Historically, I envision this to be the antithesis of the powerful.  Gazing upon those listed as great and mighty amongst the "conquerors" and "shapers" of history I see very few, if any, notes of those who created empires, shaped continents, and altered their times by yielding to the passions of others except in the name of self interest or personal appetites.  "Self serving" more characteristically defines the interests of these individuals.  Whether it be to etch a name for self or for nation in eternity, most who expanded empires, grew nations, conquered countries and dominated economies did so on their feet and rarely if ever bowed the knee. 

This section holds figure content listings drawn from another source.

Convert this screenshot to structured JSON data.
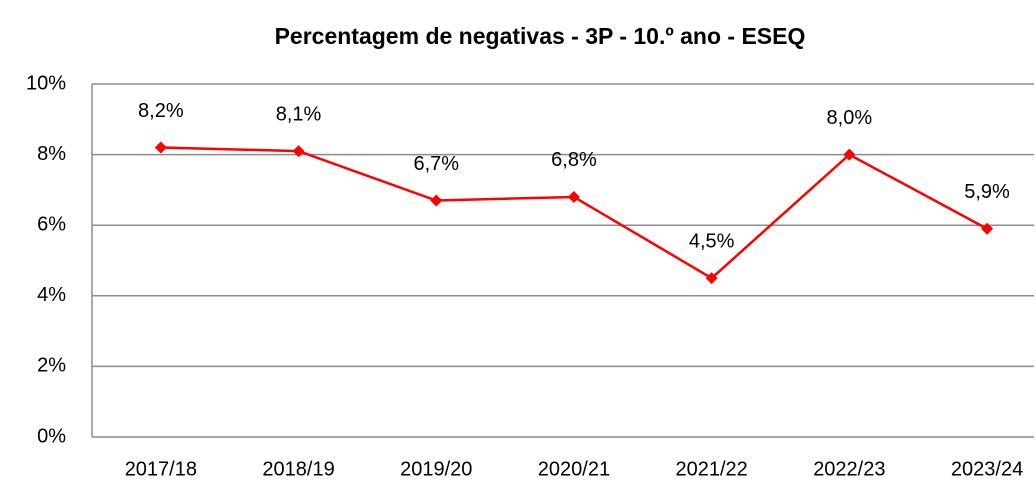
{
  "chart_data": {
    "type": "line",
    "title": "Percentagem de negativas - 3P - 10.º ano - ESEQ",
    "categories": [
      "2017/18",
      "2018/19",
      "2019/20",
      "2020/21",
      "2021/22",
      "2022/23",
      "2023/24"
    ],
    "series": [
      {
        "name": "Percentagem de negativas",
        "color": "#ff0000",
        "values": [
          8.2,
          8.1,
          6.7,
          6.8,
          4.5,
          8.0,
          5.9
        ],
        "value_labels": [
          "8,2%",
          "8,1%",
          "6,7%",
          "6,8%",
          "4,5%",
          "8,0%",
          "5,9%"
        ]
      }
    ],
    "ylim": [
      0,
      10
    ],
    "yticks": [
      {
        "value": 0,
        "label": "0%"
      },
      {
        "value": 2,
        "label": "2%"
      },
      {
        "value": 4,
        "label": "4%"
      },
      {
        "value": 6,
        "label": "6%"
      },
      {
        "value": 8,
        "label": "8%"
      },
      {
        "value": 10,
        "label": "10%"
      }
    ],
    "grid": true
  }
}
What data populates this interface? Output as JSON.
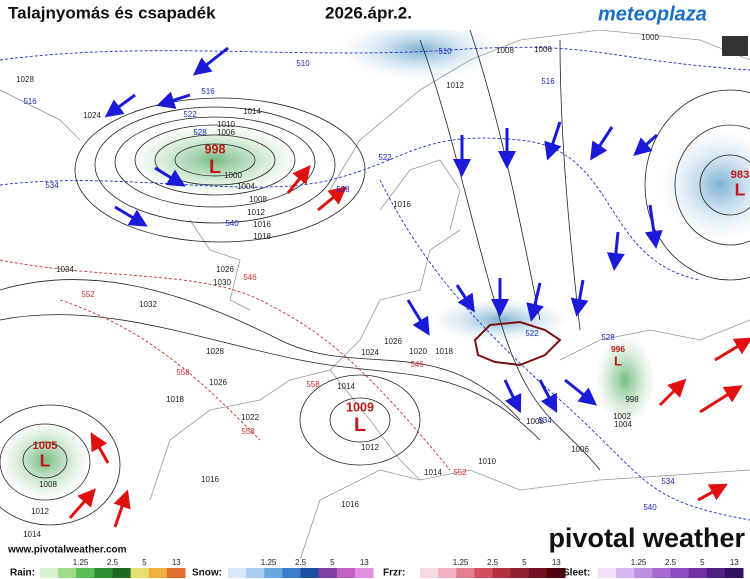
{
  "header": {
    "title": "Talajnyomás és csapadék",
    "date": "2026.ápr.2.",
    "logo": "meteoplaza"
  },
  "lows": [
    {
      "pressure": "998",
      "symbol": "L"
    },
    {
      "pressure": "1009",
      "symbol": "L"
    },
    {
      "pressure": "1005",
      "symbol": "L"
    },
    {
      "pressure": "983",
      "symbol": "L"
    },
    {
      "pressure": "996",
      "symbol": "L"
    }
  ],
  "isobar_labels": [
    "1028",
    "1024",
    "1034",
    "1032",
    "1028",
    "1026",
    "1018",
    "1022",
    "1016",
    "1012",
    "1008",
    "1014",
    "1014",
    "1010",
    "1012",
    "1018",
    "1020",
    "1024",
    "1026",
    "1014",
    "1008",
    "1004",
    "998",
    "1002",
    "1006",
    "1016",
    "1012",
    "1008",
    "1006",
    "1000",
    "1016",
    "1014",
    "1004",
    "1008",
    "1012",
    "1016",
    "1018",
    "1026",
    "1030",
    "1010",
    "1006",
    "1000"
  ],
  "thickness_labels_blue": [
    "510",
    "516",
    "522",
    "528",
    "534",
    "540",
    "516",
    "510",
    "516",
    "522",
    "528",
    "522",
    "528",
    "534",
    "540",
    "534"
  ],
  "thickness_labels_red": [
    "546",
    "552",
    "558",
    "558",
    "552",
    "558",
    "546"
  ],
  "credit": "www.pivotalweather.com",
  "brand": "pivotal weather",
  "legend": [
    {
      "label": "Rain:",
      "ticks": [
        "1.25",
        "2.5",
        "5",
        "13"
      ]
    },
    {
      "label": "Snow:",
      "ticks": [
        "1.25",
        "2.5",
        "5",
        "13"
      ]
    },
    {
      "label": "Frzr:",
      "ticks": [
        "1.25",
        "2.5",
        "5",
        "13"
      ]
    },
    {
      "label": "Sleet:",
      "ticks": [
        "1.25",
        "2.5",
        "5",
        "13"
      ]
    }
  ]
}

Everyone of them, though, shared this commonality; they each ultimately bowed to the pull of death's indomitable tug upon this flesh.  Ashes to ashes and dust to dust, each bowed as they stepped into eternity as we all must.  Many were acutely aware of this inevitability and strove to outlast their own lives in stone and deeds remembered.  Many disillusioned believed they were beyond the power of the grave and through mysticism and myth sought to outlive their peers through accomplishment.  All were brought low with finality; the works of their hands undone in the cessation of a heartbeat. 

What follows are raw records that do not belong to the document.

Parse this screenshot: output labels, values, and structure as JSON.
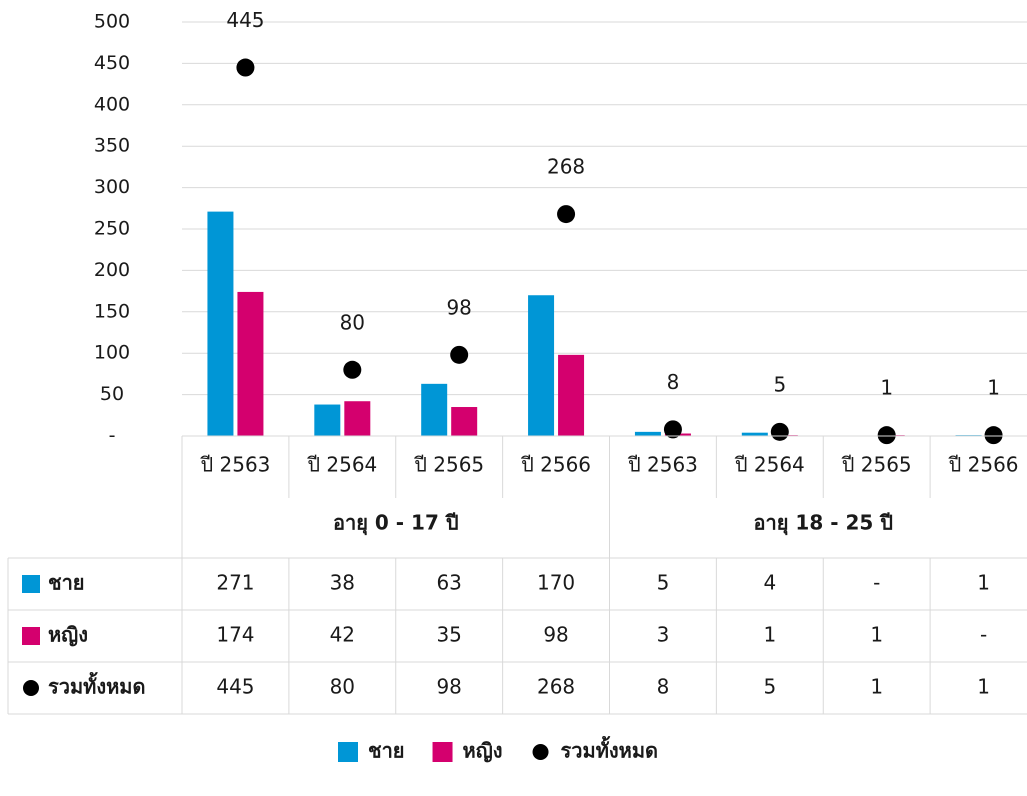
{
  "chart_data": {
    "type": "bar",
    "title": "",
    "xlabel": "",
    "ylabel": "",
    "ylim": [
      0,
      500
    ],
    "yticks": [
      0,
      50,
      100,
      150,
      200,
      250,
      300,
      350,
      400,
      450,
      500
    ],
    "ytick_labels": [
      "-",
      "50",
      "100",
      "150",
      "200",
      "250",
      "300",
      "350",
      "400",
      "450",
      "500"
    ],
    "grid": true,
    "legend_position": "bottom",
    "categories": [
      "ปี 2563",
      "ปี 2564",
      "ปี 2565",
      "ปี 2566",
      "ปี 2563",
      "ปี 2564",
      "ปี 2565",
      "ปี 2566"
    ],
    "groups": [
      {
        "label": "อายุ 0 - 17 ปี",
        "count": 4
      },
      {
        "label": "อายุ 18 - 25 ปี",
        "count": 4
      }
    ],
    "series": [
      {
        "name": "ชาย",
        "kind": "bar",
        "color": "#0096D6",
        "values": [
          271,
          38,
          63,
          170,
          5,
          4,
          0,
          1
        ],
        "table_values": [
          "271",
          "38",
          "63",
          "170",
          "5",
          "4",
          "-",
          "1"
        ]
      },
      {
        "name": "หญิง",
        "kind": "bar",
        "color": "#D4006E",
        "values": [
          174,
          42,
          35,
          98,
          3,
          1,
          1,
          0
        ],
        "table_values": [
          "174",
          "42",
          "35",
          "98",
          "3",
          "1",
          "1",
          "-"
        ]
      },
      {
        "name": "รวมทั้งหมด",
        "kind": "marker",
        "color": "#000000",
        "values": [
          445,
          80,
          98,
          268,
          8,
          5,
          1,
          1
        ],
        "table_values": [
          "445",
          "80",
          "98",
          "268",
          "8",
          "5",
          "1",
          "1"
        ],
        "data_labels": [
          "445",
          "80",
          "98",
          "268",
          "8",
          "5",
          "1",
          "1"
        ]
      }
    ]
  }
}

Picture, however, a king not subject to this mandate.  Eternal, possessing of all true power.  This king was present when the stars were commanded to burst forth from the void, he witnessed the oceans roar forth from the deep places.  Lightning adorned his throne and creatures innumerable and indescribable existed simply to continually utter reverence and praise to his name.  Immortal, death could not touch this king, could not approach his presence.  This king truly need yield to no one for there was none more powerful, more deserving of absolute reverence and awe than he in all of the most divine or the most abominable planes in existence. 

This king, though, did something unthinkable and uncharacteristic of one imbued of royalty...he knelt.  He knelt in the filthy soil of a spoiled creation.  He knelt in the squalor those who rejected him.  With compassion, this king knelt and touched a blind man.  He reached for a cripple.  This king knelt and grasped a woman caught in adultery.  He embraced an embezzling tax cheat and clasped a leper.  This king cradled a dead girl and endured the scorn of mockers as he named her "sleeping". 

There were those who faintly grasped with whom they walked while this king tread our plane.  Their tainted knowledge led them to believe this king would rise up in might, overthrow usurping armies and establish an immediate eternal power.  They were perplexed when this king stripped himself near naked and proceeded to perform the lowliest of duties - the washing of their dusty, road-weary feet.

For this was the model of greatness in this king's eyes - the true wisdom of power that the mighty and powerful of this sphere have squandered centuries railing against in futility.  This king's kingdom is not built with the mighty, but with the broken.  It is not built by the powerful, but with the vulnerable.  This king's kingdom is not built by the wise of the earth, but by the helpless. 

We would argue these truths as ineffective and foolish for what progress can ever be made in any undertaking with such deficiencies.  Our misunderstanding stems from our own misguided understanding of our own importance in the tapestry of God's unfolding history where each of us is but a small thread.  The phrase "God plus me = everything" is true just as the phrase "infinity + zero= infinity" where we realize we are the sum zero in this equation and only through the grace of a loving and all powerful father have we been invited to participate in the most grand of redemptive stories in existence. 

But this was only possible as the king who knelt in our soil, walked in our flesh, and touched our diseases ultimately yielded himself, of his own accord, to bow low under the crushing weight of wooden beams; to be nailed to those same beams and to be elevated on a cross as a substitution for my filth and wrong doing so that I could approach a pure and holy God without blemish once and for all time.  He did this for me as he did this for all.  This is the king who bowed low and his call is for us to follow his example.